Katja responded to the EPIP summer challenge to share how she’s embracing leadership opportunities this summer. This is her story.
Becoming Globally Competent Leaders: My Experience from a Summer Program for African American STEM Students
Do we need international experience to become good leaders? The answer is YES, as a result of an innovative leadership project that I worked on this summer. The project, called STEM LAUNCH (“Learning and Understanding New Career Horizons”), was aimed at creating international opportunities for U.S. students at historically black colleges and universities (HBCUs) for leadership development.
Global competence, however, is something that we can only achieve if we create meaningful international learning experiences abroad, be it in the form of study, research or professional assignments in another country. As it is, African American students in general and STEM majors in particular, are highly underrepresented in international exchange, currently making up less than 13% and 5% of U.S. students going abroad, respectively. Yet recent reports indicate that international experience is something that U.S. employers are increasingly looking for in graduates for domestic positions. Responding to the need to engage African American STEM students at HBCUs in international learning opportunities, I organized the STEM LAUNCH program sending young scholars from Atlanta on a professional study tour in Germany to learn first-hand about the global nature of STEM, and to explore STEM career paths. Germany, being one of the international leaders in renewable energies and sustainable resource management, provided an auspicious setting for the group to explore global innovations in STEM research and development.Arising from a joint initiative between The Halle Foundation in Atlanta, GA, and my employer Cultural Vistas, a nonprofit organization facilitating international professional exchanges, the mission of STEM LAUNCH is to prepare young African American scholars in the sciences, technology, engineering and mathematics (STEM) for leadership paths in their fields. Because a lot of the issues we are facing today require innovative global solutions – e.g. technical innovations to counter the depletion of natural resources – , global competence is imperative for the next generation of STEM leaders.

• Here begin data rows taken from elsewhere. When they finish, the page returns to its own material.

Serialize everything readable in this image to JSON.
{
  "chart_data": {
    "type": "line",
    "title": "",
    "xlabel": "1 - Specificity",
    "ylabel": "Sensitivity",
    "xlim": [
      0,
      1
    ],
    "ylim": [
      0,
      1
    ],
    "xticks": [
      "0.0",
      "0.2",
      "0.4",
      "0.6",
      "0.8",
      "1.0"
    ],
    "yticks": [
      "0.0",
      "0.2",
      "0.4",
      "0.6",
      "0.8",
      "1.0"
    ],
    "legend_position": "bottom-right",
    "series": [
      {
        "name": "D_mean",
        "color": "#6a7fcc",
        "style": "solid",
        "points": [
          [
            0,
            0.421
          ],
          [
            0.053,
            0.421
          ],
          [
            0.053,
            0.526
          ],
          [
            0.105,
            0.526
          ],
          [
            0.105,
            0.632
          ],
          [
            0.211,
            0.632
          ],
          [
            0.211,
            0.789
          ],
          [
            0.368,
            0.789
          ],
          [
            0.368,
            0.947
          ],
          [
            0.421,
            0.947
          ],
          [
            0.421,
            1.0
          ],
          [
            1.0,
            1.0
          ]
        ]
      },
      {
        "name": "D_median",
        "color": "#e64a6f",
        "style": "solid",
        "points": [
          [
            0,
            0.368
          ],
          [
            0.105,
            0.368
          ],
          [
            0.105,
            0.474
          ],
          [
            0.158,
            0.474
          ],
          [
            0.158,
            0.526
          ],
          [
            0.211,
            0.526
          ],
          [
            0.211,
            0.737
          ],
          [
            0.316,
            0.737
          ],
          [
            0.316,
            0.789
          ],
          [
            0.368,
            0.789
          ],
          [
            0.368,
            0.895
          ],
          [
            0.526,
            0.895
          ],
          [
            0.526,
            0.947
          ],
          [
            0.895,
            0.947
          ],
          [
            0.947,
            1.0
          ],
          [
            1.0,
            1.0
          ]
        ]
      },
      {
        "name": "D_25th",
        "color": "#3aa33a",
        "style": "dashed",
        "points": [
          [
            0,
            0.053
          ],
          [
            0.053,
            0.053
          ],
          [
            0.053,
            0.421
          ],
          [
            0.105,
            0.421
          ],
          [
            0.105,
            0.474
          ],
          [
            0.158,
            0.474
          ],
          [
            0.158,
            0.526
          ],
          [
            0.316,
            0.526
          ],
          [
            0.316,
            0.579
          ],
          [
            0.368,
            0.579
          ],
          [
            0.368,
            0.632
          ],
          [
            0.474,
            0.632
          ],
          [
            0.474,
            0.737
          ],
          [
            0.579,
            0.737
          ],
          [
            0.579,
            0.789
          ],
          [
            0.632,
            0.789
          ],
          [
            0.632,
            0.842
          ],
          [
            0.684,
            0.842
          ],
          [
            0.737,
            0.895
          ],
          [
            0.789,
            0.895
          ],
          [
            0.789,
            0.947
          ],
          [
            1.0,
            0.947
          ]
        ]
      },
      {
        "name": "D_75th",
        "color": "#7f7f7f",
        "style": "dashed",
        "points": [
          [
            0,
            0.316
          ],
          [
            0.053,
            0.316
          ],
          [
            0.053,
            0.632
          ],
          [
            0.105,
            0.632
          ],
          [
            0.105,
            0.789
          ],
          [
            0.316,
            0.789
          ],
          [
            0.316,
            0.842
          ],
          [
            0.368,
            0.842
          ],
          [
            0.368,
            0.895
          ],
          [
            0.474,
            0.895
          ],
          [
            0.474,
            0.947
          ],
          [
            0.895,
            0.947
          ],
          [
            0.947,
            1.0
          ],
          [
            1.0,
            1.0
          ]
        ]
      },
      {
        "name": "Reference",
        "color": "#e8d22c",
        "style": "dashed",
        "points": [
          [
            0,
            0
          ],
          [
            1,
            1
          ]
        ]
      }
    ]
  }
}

Over the course of two weeks, I led a group of 18 students and two professors from Spelman and Morehouse Colleges, two revered HBCUs in Atlanta, GA, on visits to host institutions in Berlin and Munich. I designed the itinerary for an interactive tour during which the next generation of African American STEM leaders would explore topics ranging from the efficient use of engineering materials for aerospace to the 3D imaging of protein markers for cancer therapy. Aside from exchanging ideas with notable industrial leaders in the field, such as Siemens, BMW, Bayer and Airbus, the group also met with representatives from government related agencies and academic institutions conducting cutting-edge STEM research.
Throughout the program, we engaged in a transnational conversation about the importance of STEM education and about the global dimension that is at the core of STEM
research. What I found striking during our visits of laboratories and research facilities was the diversity and the mobility of the workforce. Each of our hosts had a story to tell about how their international experience had impacted their personal and professional development. The institutions we visited were unanimous in their verdict that global competence is also one of their determining factors for success.

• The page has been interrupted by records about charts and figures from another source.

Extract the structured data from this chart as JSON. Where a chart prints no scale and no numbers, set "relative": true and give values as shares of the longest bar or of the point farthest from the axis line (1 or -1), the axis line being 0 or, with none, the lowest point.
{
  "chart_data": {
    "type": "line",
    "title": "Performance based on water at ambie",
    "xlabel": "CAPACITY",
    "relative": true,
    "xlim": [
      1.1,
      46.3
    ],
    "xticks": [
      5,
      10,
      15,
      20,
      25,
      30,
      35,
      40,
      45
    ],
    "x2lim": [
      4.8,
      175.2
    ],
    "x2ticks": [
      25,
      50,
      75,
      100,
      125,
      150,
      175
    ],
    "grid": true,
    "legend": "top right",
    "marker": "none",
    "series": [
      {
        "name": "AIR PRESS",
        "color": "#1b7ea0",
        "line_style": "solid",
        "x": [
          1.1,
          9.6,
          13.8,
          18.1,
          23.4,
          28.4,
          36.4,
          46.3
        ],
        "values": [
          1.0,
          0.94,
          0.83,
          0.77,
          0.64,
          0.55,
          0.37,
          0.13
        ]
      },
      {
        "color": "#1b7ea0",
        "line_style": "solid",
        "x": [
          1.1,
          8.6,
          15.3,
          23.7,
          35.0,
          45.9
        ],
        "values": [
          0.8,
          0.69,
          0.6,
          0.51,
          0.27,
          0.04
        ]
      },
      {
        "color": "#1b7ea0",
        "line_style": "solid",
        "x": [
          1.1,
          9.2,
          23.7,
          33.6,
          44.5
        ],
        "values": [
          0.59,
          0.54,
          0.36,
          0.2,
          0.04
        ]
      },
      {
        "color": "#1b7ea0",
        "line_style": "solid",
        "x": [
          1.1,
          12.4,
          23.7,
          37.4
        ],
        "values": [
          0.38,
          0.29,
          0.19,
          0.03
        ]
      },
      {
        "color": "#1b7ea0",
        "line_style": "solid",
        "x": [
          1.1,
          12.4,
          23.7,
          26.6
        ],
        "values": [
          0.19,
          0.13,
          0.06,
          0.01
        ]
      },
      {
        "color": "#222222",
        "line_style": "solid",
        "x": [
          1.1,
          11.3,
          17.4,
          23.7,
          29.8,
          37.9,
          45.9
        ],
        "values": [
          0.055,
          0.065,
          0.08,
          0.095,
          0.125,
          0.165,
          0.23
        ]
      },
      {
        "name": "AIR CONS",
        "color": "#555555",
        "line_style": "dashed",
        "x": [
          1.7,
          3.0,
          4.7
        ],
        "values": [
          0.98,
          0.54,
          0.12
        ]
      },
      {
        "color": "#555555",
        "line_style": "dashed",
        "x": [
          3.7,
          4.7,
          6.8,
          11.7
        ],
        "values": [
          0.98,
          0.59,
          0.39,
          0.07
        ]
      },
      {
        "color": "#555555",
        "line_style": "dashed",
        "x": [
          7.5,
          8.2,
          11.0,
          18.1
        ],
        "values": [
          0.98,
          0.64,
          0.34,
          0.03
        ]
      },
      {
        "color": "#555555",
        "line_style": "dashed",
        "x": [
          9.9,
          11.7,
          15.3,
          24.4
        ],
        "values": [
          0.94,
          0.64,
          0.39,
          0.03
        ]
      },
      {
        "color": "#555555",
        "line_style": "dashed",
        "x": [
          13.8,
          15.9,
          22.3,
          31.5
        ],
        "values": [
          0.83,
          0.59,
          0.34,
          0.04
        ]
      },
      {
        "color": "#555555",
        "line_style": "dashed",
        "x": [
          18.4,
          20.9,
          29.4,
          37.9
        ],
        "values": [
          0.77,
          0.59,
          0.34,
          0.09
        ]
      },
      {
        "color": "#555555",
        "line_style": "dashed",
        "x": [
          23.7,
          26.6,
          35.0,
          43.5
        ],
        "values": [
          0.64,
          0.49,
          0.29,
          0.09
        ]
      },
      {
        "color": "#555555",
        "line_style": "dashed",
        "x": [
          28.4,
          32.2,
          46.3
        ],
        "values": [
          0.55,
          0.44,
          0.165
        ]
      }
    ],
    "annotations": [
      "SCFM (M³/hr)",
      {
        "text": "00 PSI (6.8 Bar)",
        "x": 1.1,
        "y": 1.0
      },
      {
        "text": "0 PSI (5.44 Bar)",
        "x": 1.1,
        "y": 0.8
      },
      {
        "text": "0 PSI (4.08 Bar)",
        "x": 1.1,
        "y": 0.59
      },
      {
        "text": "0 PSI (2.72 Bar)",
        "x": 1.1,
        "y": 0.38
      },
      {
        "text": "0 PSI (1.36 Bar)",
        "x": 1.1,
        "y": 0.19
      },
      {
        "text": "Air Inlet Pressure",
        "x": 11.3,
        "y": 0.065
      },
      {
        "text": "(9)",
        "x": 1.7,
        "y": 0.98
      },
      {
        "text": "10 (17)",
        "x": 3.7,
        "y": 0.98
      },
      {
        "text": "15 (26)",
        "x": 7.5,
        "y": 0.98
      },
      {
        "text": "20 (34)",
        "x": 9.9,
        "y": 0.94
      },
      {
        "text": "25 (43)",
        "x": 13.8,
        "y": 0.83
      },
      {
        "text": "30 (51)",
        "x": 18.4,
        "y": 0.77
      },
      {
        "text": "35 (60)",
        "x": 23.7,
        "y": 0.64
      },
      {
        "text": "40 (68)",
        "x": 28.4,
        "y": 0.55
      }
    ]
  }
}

For most of the U.S. participants, it was the first experience of living abroad. Even though I had prepared them for the experience during a month-long virtual seminar leading up to the study tour, they surprised me with their resourcefulness in seizing this experience for professional growth, while readily sharing opportunities with their peers. The outcome of the program was overwhelmingly positive. Many described the experience as an eye-opener about the variety of STEM career paths and opportunities for global cooperation. The participants returned to Atlanta with the commitment of sharing their global experience with fellow students on campus as part of a post-program service learning project in the fall semester.